La communauté marocaine continue de s’imposer comme l’une des plus enracinées dans le paysage migratoire italien. Selon les derniers indicateurs démographiques publiés par l’ISTAT le 31 mars 2026, quelque 23.000 ressortissants marocains ont acquis la nationalité italienne en 2025, ce qui place le Maroc au deuxième rang des nationalités les plus concernées par les naturalisations, derrière l’Albanie avec 26.000 cas, et devant la Roumanie avec 16.000. À elles seules, ces trois nationalités représentent près d’un tiers de l’ensemble des acquisitions de citoyenneté enregistrées dans le pays.
Ce chiffre confirme le poids humain et social de la présence marocaine en Italie, dans un contexte où l’intégration par la nationalité demeure un indicateur fort de stabilisation. Certes, le nombre total d’étrangers devenus italiens a reculé, passant de 217.000 en 2024 à 196.000 en 2025, après 214.000 en 2023. Mais ce reflux ne traduit pas un désintérêt pour la naturalisation. Il est principalement lié à un durcissement du cadre juridique, Rome ayant restreint l’accès à la citoyenneté par le droit du sang à travers le décret-loi 36/2025, converti ensuite en loi n° 74/2025.

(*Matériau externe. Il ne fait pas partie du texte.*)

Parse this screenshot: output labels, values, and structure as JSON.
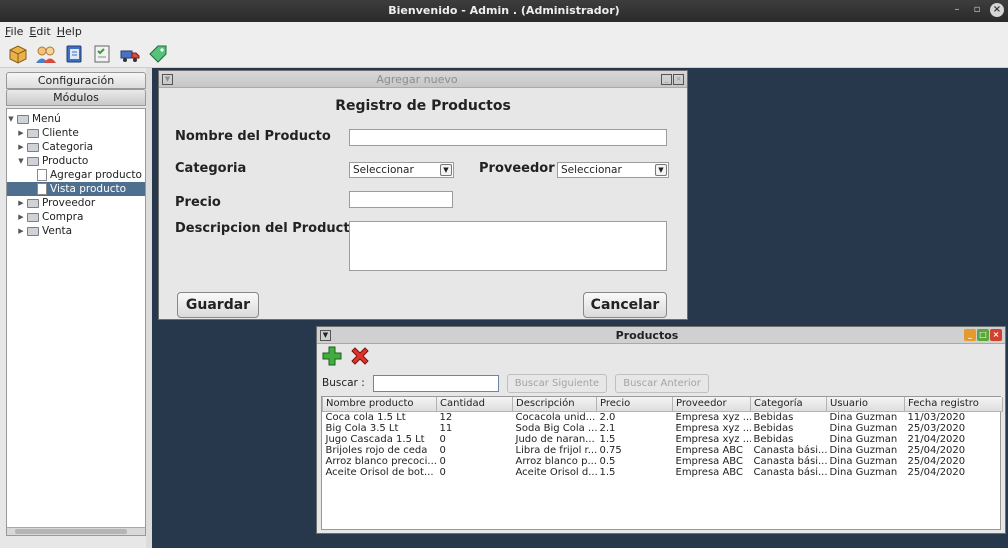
{
  "window": {
    "title": "Bienvenido - Admin . (Administrador)"
  },
  "menubar": {
    "items": [
      "File",
      "Edit",
      "Help"
    ]
  },
  "toolbar": {
    "icons": [
      "box-icon",
      "users-icon",
      "notebook-icon",
      "checklist-icon",
      "truck-icon",
      "tag-icon"
    ]
  },
  "sidebar": {
    "tab_config": "Configuración",
    "tab_modules": "Módulos",
    "tree": [
      {
        "label": "Menú",
        "level": 0,
        "type": "folder",
        "expanded": true
      },
      {
        "label": "Cliente",
        "level": 1,
        "type": "folder",
        "expanded": false
      },
      {
        "label": "Categoria",
        "level": 1,
        "type": "folder",
        "expanded": false
      },
      {
        "label": "Producto",
        "level": 1,
        "type": "folder",
        "expanded": true
      },
      {
        "label": "Agregar producto",
        "level": 2,
        "type": "file"
      },
      {
        "label": "Vista producto",
        "level": 2,
        "type": "file",
        "selected": true
      },
      {
        "label": "Proveedor",
        "level": 1,
        "type": "folder",
        "expanded": false
      },
      {
        "label": "Compra",
        "level": 1,
        "type": "folder",
        "expanded": false
      },
      {
        "label": "Venta",
        "level": 1,
        "type": "folder",
        "expanded": false
      }
    ]
  },
  "form": {
    "frame_title": "Agregar nuevo",
    "heading": "Registro de Productos",
    "name_label": "Nombre del Producto",
    "category_label": "Categoria",
    "category_value": "Seleccionar",
    "supplier_label": "Proveedor",
    "supplier_value": "Seleccionar",
    "price_label": "Precio",
    "description_label": "Descripcion del Producto",
    "save_label": "Guardar",
    "cancel_label": "Cancelar"
  },
  "products": {
    "frame_title": "Productos",
    "search_label": "Buscar :",
    "next_label": "Buscar Siguiente",
    "prev_label": "Buscar Anterior",
    "columns": [
      "Nombre producto",
      "Cantidad",
      "Descripción",
      "Precio",
      "Proveedor",
      "Categoría",
      "Usuario",
      "Fecha registro"
    ],
    "rows": [
      [
        "Coca cola 1.5 Lt",
        "12",
        "Cocacola unid...",
        "2.0",
        "Empresa xyz ...",
        "Bebidas",
        "Dina Guzman",
        "11/03/2020"
      ],
      [
        "Big Cola 3.5 Lt",
        "11",
        "Soda Big Cola ...",
        "2.1",
        "Empresa xyz ...",
        "Bebidas",
        "Dina Guzman",
        "25/03/2020"
      ],
      [
        "Jugo Cascada 1.5 Lt",
        "0",
        "Judo de naran...",
        "1.5",
        "Empresa xyz ...",
        "Bebidas",
        "Dina Guzman",
        "21/04/2020"
      ],
      [
        "Brijoles rojo de ceda",
        "0",
        "Libra de frijol r...",
        "0.75",
        "Empresa ABC",
        "Canasta bási...",
        "Dina Guzman",
        "25/04/2020"
      ],
      [
        "Arroz blanco precoci...",
        "0",
        "Arroz blanco p...",
        "0.5",
        "Empresa ABC",
        "Canasta bási...",
        "Dina Guzman",
        "25/04/2020"
      ],
      [
        "Aceite Orisol de bot...",
        "0",
        "Aceite Orisol d...",
        "1.5",
        "Empresa ABC",
        "Canasta bási...",
        "Dina Guzman",
        "25/04/2020"
      ]
    ]
  },
  "colors": {
    "desktop": "#27384c",
    "selection": "#4f6f8f"
  }
}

Au-delà des naturalisations, les données italiennes dressent le portrait d’un pays dont l’équilibre démographique dépend de plus en plus de l’apport migratoire. Au 1er janvier 2026, l’Italie comptait 5,56 millions de résidents étrangers, soit une hausse annuelle de 188.000 personnes et 9,4 % de la population totale. La progression est alimentée surtout par un solde migratoire extérieur largement positif, évalué à +348.000 pour les étrangers. La géographie de cette présence reste très inégale : 3,23 millions d’étrangers vivent dans le nord du pays, 1,344 million dans le centre, contre 986.000 dans le Mezzogiorno, où ils ne représentent que 5 % de la population.
En parallèle, la population de nationalité italienne continue de se contracter. Elle s’établit désormais à 53,383 millions de personnes, en baisse de 189.000 en un an. Cette érosion s’inscrit dans une dynamique plus profonde de vieillissement et de dénatalité. En 2025, l’Italie n’a enregistré que 355.000 naissances, contre 652.000 décès, creusant encore davantage le déficit naturel. Le taux de fécondité est tombé à 1,14 enfant par femme, tandis que l’espérance de vie atteint 81,7 ans pour les hommes et 85,7 ans pour les femmes.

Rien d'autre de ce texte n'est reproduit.